Terwijl zij in de barak ligt, wordt het kamp bevrijd. De burgemeester van Kratzau stuurt een ossenkar die de meisjes uit het slot weghaalt. Boeken maakt nog een boel omzwervingen via onder meer Praag en Pilzen. ,,Ik had te veel omzwervingen gemaakt om nog onder de Joodse mensen te zijn, ik was in mijn eentje en sloot mij aan bij een groep Hollandse jongens. Het was een bizarre tijd. Ik was doodziek en een beetje gek in mijn hoofd. Ik begon spullen te jatten.”
,,Allemaal spullen waar ik niets aan had, die ik alleen maar wilde hebben om het hebben: lepels, haarspelden (ik was kaal!) en kussenslopen. Ook de anderen deden gekke dingen. Ik zal nooit het beeld vergeten van Amerikanen met wel veertig horloges om hun armen. Soms vroeg ik me af of ik, of de wereld, nog normaal zou worden.”

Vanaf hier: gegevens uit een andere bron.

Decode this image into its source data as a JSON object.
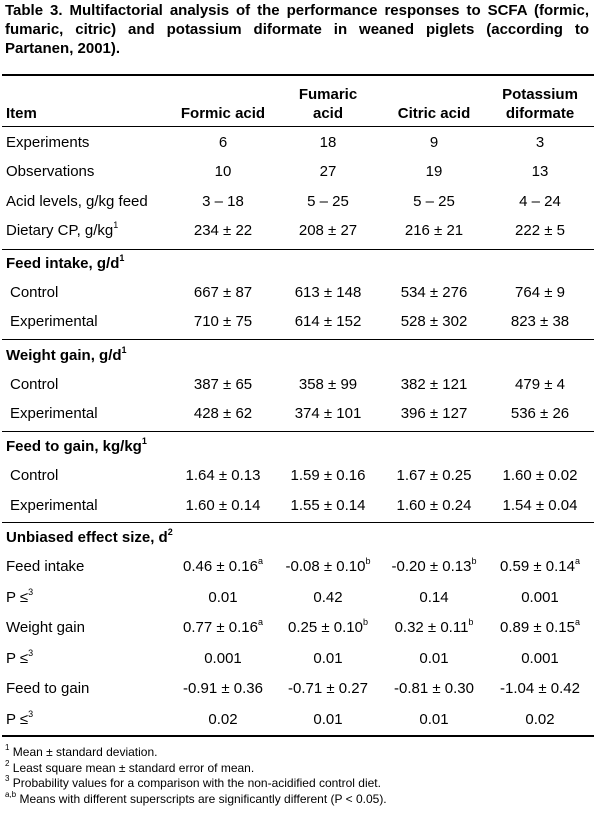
{
  "caption": "Table 3. Multifactorial analysis of the performance responses to SCFA (formic, fumaric, citric) and potassium diformate in weaned piglets (according to Partanen, 2001).",
  "header": {
    "item": "Item",
    "columns": [
      {
        "line1": "",
        "line2": "Formic acid"
      },
      {
        "line1": "Fumaric",
        "line2": "acid"
      },
      {
        "line1": "",
        "line2": "Citric acid"
      },
      {
        "line1": "Potassium",
        "line2": "diformate"
      }
    ]
  },
  "general_rows": [
    {
      "label": "Experiments",
      "label_sup": "",
      "values": [
        "6",
        "18",
        "9",
        "3"
      ],
      "sups": [
        "",
        "",
        "",
        ""
      ]
    },
    {
      "label": "Observations",
      "label_sup": "",
      "values": [
        "10",
        "27",
        "19",
        "13"
      ],
      "sups": [
        "",
        "",
        "",
        ""
      ]
    },
    {
      "label": "Acid levels, g/kg feed",
      "label_sup": "",
      "values": [
        "3 – 18",
        "5 – 25",
        "5 – 25",
        "4 – 24"
      ],
      "sups": [
        "",
        "",
        "",
        ""
      ]
    },
    {
      "label": "Dietary CP, g/kg",
      "label_sup": "1",
      "values": [
        "234 ± 22",
        "208 ± 27",
        "216 ± 21",
        "222 ± 5"
      ],
      "sups": [
        "",
        "",
        "",
        ""
      ]
    }
  ],
  "feed_intake": {
    "title": "Feed intake,  g/d",
    "title_sup": "1",
    "rows": [
      {
        "label": "Control",
        "label_sup": "",
        "values": [
          "667 ± 87",
          "613 ± 148",
          "534 ± 276",
          "764 ± 9"
        ],
        "sups": [
          "",
          "",
          "",
          ""
        ]
      },
      {
        "label": "Experimental",
        "label_sup": "",
        "values": [
          "710 ± 75",
          "614 ± 152",
          "528 ± 302",
          "823 ± 38"
        ],
        "sups": [
          "",
          "",
          "",
          ""
        ]
      }
    ]
  },
  "weight_gain": {
    "title": "Weight gain, g/d",
    "title_sup": "1",
    "rows": [
      {
        "label": "Control",
        "label_sup": "",
        "values": [
          "387 ± 65",
          "358 ± 99",
          "382 ± 121",
          "479 ± 4"
        ],
        "sups": [
          "",
          "",
          "",
          ""
        ]
      },
      {
        "label": "Experimental",
        "label_sup": "",
        "values": [
          "428 ± 62",
          "374 ± 101",
          "396 ± 127",
          "536 ± 26"
        ],
        "sups": [
          "",
          "",
          "",
          ""
        ]
      }
    ]
  },
  "feed_to_gain": {
    "title": "Feed to gain, kg/kg",
    "title_sup": "1",
    "rows": [
      {
        "label": "Control",
        "label_sup": "",
        "values": [
          "1.64 ± 0.13",
          "1.59 ± 0.16",
          "1.67 ± 0.25",
          "1.60 ± 0.02"
        ],
        "sups": [
          "",
          "",
          "",
          ""
        ]
      },
      {
        "label": "Experimental",
        "label_sup": "",
        "values": [
          "1.60 ± 0.14",
          "1.55 ± 0.14",
          "1.60 ± 0.24",
          "1.54 ± 0.04"
        ],
        "sups": [
          "",
          "",
          "",
          ""
        ]
      }
    ]
  },
  "effect_size": {
    "title": "Unbiased effect size, d",
    "title_sup": "2",
    "rows": [
      {
        "label": "Feed intake",
        "label_sup": "",
        "values": [
          "0.46 ± 0.16",
          "-0.08 ± 0.10",
          "-0.20 ± 0.13",
          "0.59 ± 0.14"
        ],
        "sups": [
          "a",
          "b",
          "b",
          "a"
        ]
      },
      {
        "label": "P ≤",
        "label_sup": "3",
        "values": [
          "0.01",
          "0.42",
          "0.14",
          "0.001"
        ],
        "sups": [
          "",
          "",
          "",
          ""
        ]
      },
      {
        "label": "Weight gain",
        "label_sup": "",
        "values": [
          "0.77 ± 0.16",
          "0.25 ± 0.10",
          "0.32 ± 0.11",
          "0.89 ± 0.15"
        ],
        "sups": [
          "a",
          "b",
          "b",
          "a"
        ]
      },
      {
        "label": "P ≤",
        "label_sup": "3",
        "values": [
          "0.001",
          "0.01",
          "0.01",
          "0.001"
        ],
        "sups": [
          "",
          "",
          "",
          ""
        ]
      },
      {
        "label": "Feed to gain",
        "label_sup": "",
        "values": [
          "-0.91 ± 0.36",
          "-0.71 ± 0.27",
          "-0.81 ± 0.30",
          "-1.04 ± 0.42"
        ],
        "sups": [
          "",
          "",
          "",
          ""
        ]
      },
      {
        "label": "P ≤",
        "label_sup": "3",
        "values": [
          "0.02",
          "0.01",
          "0.01",
          "0.02"
        ],
        "sups": [
          "",
          "",
          "",
          ""
        ]
      }
    ]
  },
  "footnotes": [
    {
      "mark": "1",
      "text": " Mean ± standard deviation."
    },
    {
      "mark": "2",
      "text": " Least square mean ± standard error of mean."
    },
    {
      "mark": "3",
      "text": " Probability values for a comparison with the non-acidified control diet."
    },
    {
      "mark": "a,b",
      "text": " Means with different superscripts are significantly different (P < 0.05)."
    }
  ]
}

Boeken komt aan in Maastricht. ,,En toen begon de tweede ellende. Ik kon nog niet terug naar Holland, want Holland was dicht. Ik werd naar Amersfoort gebracht, waar ik tussen de NSB’ers zat. Toen ik eenmaal naar Amsterdam kon, ben ik gegaan. Wat een ellende: ik had niemand meer, geen dak boven mijn hoofd. En niemand die mij onderdak aanbood. Soms kon ik ergens een nachtje slapen, maar dan moest ik weer weg. Het welkom was kil, ijskoud.”
Een troost was de enorme doos met foto’s van haar familie, die ze via via in bezit krijgt. ,,Iemand had die doos voor een dubbeltje op de kop getikt. Onder meer zat er een foto in van mij met dat zilveren kapstel van vroeger. Zo kon ik aantonen dat het van mij was. Dankzij die foto heb ik later mijn kapstel teruggekregen. Het ligt nog altijd op mijn nachtkastje.” Een vriendinnetje vroeg Boeken in januari 1946 mee naar een dansavond in de IJsbreker. ,,Een jongen vroeg mij ten dans. Dat is goed, antwoordde ik, maar dan moet je me wel thuisbrengen. Dat heeft hij gedaan – én de 57 jaar daarna, tot hij doodging.”
Over haar man, Sven Boeken, met wie ze in mei 1947 trouwde, zegt Boeken: ,,Pas toen ik hem leerde kennen, had ik weer iemand. Mijn man is drie jaar in Auschwitz geweest. Hij was van het eerste transport, ik van het laatste. Ik zeg wel eens: hij heeft de deur opengezet, ik heb hem dichtgedaan. Maar moet je je indenken: ik was tien maanden in Auschwitz, hij drie jaar. Je kunt je niet voorstellen wat iemand dan heeft overleefd.”
Het echtpaar Boeken pakt zo goed en zo kwaad als het gaat de draad van het ‘gewone’ leven op. ,,Ik had wel naar Israël gewild, maar mijn man wilde niet. In Nederland was ik bang, in Israël gek genoeg niet. Ik was er in 1973, tijdens de Jom-Kippoeroorlog en ik was helemaal niet bang. Nu ben ik blij dat ik niet gegaan ben. Daar is inmiddels ook alles anders.”
Haar man Sven had bovendien een bloeiende stoffenhandel op de Zwanenburgwal en Leny vond een baan bij IBM. ,,Toen ik pensioneerde, ging ook mijn man minder werken. Vaak zaten we bij onze caravan in Loosdrecht. Maar toen hij overleed, bleef de eenzaamheid over. Ik redde het niet meer. Mijn zoon, André, had inmiddels de zaak overgenomen en vroeg me af en toe een dagje te helpen. Dat is steeds meer geworden en nu ben ik zes dagen per week in de winkel.”
,,Ik vind het leuk en ik houd het nog goed vol . Sjouwen of de trap op en af, dat doe ik niet meer. En het allerlekkerste is: ik hoef tegenover niemand verantwoording af te leggen. Als ik een keertje laat wil komen, dan kom ik laat. Niemand die daar iets van kan zeggen, want eigenlijk ben ik gepensioneerd. Ik voel me vrij. En dat is een heerlijk gevoel.”